Why West Virginia Can't Wait

As author/farmer philosopher Wendell Berry settled his 76-year-old lanky frame onto the floor of Kentucky Gov. Steve Beshear's office, he picked up a copy of "The Tempest." But in joining other protesters in this extraordinary sit-in to halt reckless mountaintop removal mining -- including a coal miner and inspector who dedicated 40 years of his life to the industry, a Harlan County activist whose brother was killed in a mine, a nurse who has served black lung-affected coal miners for decades and some of the country's top Appalachian labor and history scholars -- Berry was not taking part in any Shakespeare spectacle.

When Prospero commands in the classic play, "We are such stuff, as dreams are made on," Kentuckians, who have lived among the ravages of strip-mining for a century -- and mountaintop removal operations since 1970 -- were making it clear that they can no longer wait for the elusive dream of coalfield justice and democracy in their own homeland of central Appalachia.

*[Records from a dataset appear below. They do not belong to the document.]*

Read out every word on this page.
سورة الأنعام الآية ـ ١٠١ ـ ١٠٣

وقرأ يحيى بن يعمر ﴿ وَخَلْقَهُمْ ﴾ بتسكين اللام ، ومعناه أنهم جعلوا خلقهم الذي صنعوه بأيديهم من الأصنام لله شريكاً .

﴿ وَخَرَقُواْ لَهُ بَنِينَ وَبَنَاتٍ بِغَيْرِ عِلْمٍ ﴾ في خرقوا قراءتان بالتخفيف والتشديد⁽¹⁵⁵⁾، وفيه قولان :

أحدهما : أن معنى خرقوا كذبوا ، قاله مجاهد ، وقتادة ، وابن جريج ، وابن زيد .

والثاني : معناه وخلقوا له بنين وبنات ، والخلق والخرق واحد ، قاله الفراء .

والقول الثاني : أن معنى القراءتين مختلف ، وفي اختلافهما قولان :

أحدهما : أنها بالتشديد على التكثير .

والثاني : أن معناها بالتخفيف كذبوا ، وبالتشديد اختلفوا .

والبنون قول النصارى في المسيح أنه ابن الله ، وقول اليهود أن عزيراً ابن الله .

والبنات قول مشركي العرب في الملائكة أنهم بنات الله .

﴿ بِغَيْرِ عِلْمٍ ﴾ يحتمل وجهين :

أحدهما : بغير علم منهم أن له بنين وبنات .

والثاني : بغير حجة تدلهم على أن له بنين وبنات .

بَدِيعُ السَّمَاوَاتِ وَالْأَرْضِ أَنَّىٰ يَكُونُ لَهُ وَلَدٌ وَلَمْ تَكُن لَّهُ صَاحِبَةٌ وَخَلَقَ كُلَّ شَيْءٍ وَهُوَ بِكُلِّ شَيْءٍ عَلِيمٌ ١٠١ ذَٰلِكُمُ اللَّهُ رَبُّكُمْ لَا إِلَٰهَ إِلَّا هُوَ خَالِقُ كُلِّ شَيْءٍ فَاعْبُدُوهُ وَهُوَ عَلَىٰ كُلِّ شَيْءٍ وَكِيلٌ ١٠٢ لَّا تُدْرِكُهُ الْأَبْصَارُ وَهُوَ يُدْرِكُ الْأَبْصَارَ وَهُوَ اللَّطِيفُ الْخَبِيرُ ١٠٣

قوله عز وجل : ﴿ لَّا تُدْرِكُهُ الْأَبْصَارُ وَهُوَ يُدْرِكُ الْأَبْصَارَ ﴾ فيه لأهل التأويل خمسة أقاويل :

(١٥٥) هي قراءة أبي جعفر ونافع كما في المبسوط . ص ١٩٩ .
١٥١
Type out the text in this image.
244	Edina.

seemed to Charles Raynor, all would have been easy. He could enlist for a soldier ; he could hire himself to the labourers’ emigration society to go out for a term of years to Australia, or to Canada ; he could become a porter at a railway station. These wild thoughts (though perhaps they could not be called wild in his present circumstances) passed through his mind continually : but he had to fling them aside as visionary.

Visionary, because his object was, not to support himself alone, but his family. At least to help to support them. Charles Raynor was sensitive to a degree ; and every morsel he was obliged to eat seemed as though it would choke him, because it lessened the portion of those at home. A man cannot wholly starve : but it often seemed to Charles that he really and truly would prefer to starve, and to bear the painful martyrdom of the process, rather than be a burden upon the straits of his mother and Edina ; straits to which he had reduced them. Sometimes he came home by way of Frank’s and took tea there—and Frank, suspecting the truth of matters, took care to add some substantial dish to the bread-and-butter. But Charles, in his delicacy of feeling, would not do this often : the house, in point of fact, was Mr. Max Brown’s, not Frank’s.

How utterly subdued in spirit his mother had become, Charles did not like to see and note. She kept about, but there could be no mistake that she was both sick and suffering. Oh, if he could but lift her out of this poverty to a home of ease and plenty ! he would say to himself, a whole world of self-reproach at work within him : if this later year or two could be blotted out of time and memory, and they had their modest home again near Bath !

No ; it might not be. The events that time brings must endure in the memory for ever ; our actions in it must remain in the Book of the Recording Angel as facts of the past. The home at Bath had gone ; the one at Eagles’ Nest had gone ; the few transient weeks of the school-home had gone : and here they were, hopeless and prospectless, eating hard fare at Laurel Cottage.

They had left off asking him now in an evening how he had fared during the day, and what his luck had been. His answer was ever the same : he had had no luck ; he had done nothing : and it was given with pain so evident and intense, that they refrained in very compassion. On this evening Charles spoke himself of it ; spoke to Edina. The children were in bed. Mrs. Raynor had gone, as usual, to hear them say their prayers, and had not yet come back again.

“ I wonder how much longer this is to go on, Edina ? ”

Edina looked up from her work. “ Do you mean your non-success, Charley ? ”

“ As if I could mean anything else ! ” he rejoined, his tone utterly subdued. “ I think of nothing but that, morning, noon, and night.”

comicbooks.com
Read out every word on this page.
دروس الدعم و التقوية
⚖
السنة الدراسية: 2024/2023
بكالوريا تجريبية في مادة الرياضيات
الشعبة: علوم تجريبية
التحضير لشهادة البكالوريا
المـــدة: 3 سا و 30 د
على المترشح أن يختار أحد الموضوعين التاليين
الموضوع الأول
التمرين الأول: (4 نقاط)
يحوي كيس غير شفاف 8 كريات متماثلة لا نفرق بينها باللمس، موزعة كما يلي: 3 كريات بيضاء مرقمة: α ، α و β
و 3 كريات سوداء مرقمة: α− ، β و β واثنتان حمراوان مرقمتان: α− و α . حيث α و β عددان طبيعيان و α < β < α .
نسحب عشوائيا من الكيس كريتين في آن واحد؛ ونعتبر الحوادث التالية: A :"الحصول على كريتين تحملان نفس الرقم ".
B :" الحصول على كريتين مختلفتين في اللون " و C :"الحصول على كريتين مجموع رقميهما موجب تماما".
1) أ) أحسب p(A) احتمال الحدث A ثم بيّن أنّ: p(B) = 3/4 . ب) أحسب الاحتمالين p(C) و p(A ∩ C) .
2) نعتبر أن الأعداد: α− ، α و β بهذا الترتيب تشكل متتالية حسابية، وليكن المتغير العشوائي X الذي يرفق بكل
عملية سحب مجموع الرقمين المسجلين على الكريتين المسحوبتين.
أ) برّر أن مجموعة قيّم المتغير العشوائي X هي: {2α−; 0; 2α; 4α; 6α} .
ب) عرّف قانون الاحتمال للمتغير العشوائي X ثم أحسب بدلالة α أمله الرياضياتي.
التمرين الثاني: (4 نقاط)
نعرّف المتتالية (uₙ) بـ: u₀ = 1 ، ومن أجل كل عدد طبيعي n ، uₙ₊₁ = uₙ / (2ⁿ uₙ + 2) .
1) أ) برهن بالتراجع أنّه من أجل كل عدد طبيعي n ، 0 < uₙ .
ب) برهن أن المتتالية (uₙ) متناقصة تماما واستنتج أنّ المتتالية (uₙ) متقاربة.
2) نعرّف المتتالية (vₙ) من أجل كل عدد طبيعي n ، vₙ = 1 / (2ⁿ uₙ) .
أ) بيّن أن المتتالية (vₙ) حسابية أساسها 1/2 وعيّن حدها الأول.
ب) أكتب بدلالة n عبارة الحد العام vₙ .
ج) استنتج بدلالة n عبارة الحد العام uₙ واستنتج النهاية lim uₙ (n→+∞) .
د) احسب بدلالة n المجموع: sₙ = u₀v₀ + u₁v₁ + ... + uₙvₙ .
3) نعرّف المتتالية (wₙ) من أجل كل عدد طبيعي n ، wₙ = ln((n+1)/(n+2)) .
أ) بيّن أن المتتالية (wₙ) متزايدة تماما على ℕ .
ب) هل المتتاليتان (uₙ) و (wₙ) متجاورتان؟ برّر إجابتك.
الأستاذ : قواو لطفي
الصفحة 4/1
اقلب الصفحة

No one understands this better than West Virginians who live in the coalfields.

When Martin Luther King Jr. wrote his game-changing letter for the civil rights movement on the need for civil disobedience -- "Why We Can't Wait" from the Birmingham, Ala., jail in 1963 -- the neighbors and families of coalfield residents were already in the throes of a growing movement to stop the devastation from unyielding and increasingly lawless strip-mining operations.

While King sought "to create a situation so crisis-packed that it will inevitably open the door to negotiation," besieged strip-mined residents in Eastern Kentucky and West Virginia organized their own sit-ins and protests to keep unchecked strip-miners from destroying their historic homelands and hillsides and watersheds. They exclaimed to the world: "We feel we have been forsaken."

As early as 1965, conveys of coalfield residents made the same journey as today's protesters to the governors' offices in Frankfort and Charleston, and called on their elected leaders to enact enforceable laws to keep absentee coal companies from "ruining our farms and fields and streams."

The Feb. 11 meeting between the sit-in activists and Gov. Steve Beshear revealed the state's still astonishing denial of the human, environmental and economic cost of coal placed on the shoulder of its coalfield citizens. Beshear refused to acknowledge any of the impacts from strip-mining, including the widely documented irreversible and pervasive destruction of federally protected waterways from mountaintop removal dumping. He dismissed the Environmental Protection Agency as a meddler in state affairs.

Gov. Earl Ray Tomblin's denial of the human and health impacts of mountaintop removal in West Virginia is no less astonishing.

Later that day, Beshear's administration was symbolically reprimanded by a circuit court judge in his decision to include citizen participation in a stunning case of coal industry fraud and violation over the Clean Water Act. Beshear's administration had attempted to dismiss the citizens groups as "unwarranted burdens."

Are coalfield residents in West Virginia also unwarranted burdens?

In one of the most poignant moments in the meeting, Eastern Kentucky coalfield resident Rick Handshoe said to the governor: "I pay a higher electric bill than you: I pay my electric bill, and I pay with my family's health, my nephew's health. We pay a bigger price. We're paying with our lives there."

More than four decades since King's letter and the Kentucky movement to abolish strip-mining, Kentuckians and the nation have watched as close to 300 mountains and nearly 600,000 acres of hardwood forests, and hundreds of miles of headwater streams, have been irreversibly destroyed by mountaintop removal strip mining. In the process, more than 60 percent of coal miners' jobs have been stripped by the heavily mechanized operations, leaving the local economies in ruin and without any hope of economic diversification. According to recent studies, less than 4 percent of any mountaintop removal reclamation operation has resulted in verifiable post-mining economic productivity, excluding forestry and pasture.

The same damage has been carried out in West Virginia.

Kentuckians, like West Virginians, are as forsaken today as they were when the desperate residents called on the nation for assistance in the 1960s.

As the most egregious human rights and environmental crime during the past 40 years, mountaintop removal mining in all of central Appalachia, which provides less than 8 percent of our national coal production, has resulted in the largest forced removal of American citizens since the mid-19th Century.

King dispelled the role "outside agitators" in his letter, and provided the "four basic steps" of non-violent civil disobedience: "the collection of the facts to determine whether injustice exists; negotiation; self-purification; and direct action."

Berry and the sit-in protesters holed up in the governor's office for the weekend in this inspiring act of protest, in anticipation of the call for a mass rally on Monday at the Kentucky Capitol for "I Love Mountains Day." The nation will continue to watch as this veritable Kentucky Rising plays out. And the nation will continue to watch West Virginia and its treatment of coalfield residents.

The question remains: Will Kentucky and West Virginia politicians continue to deny the costly and deadly impacts of mountaintop removal, or begin the process, as King wrote, "to heal" the legacies of the past and move the state toward a just transition for clean energy? Either way, central Appalachia can't wait.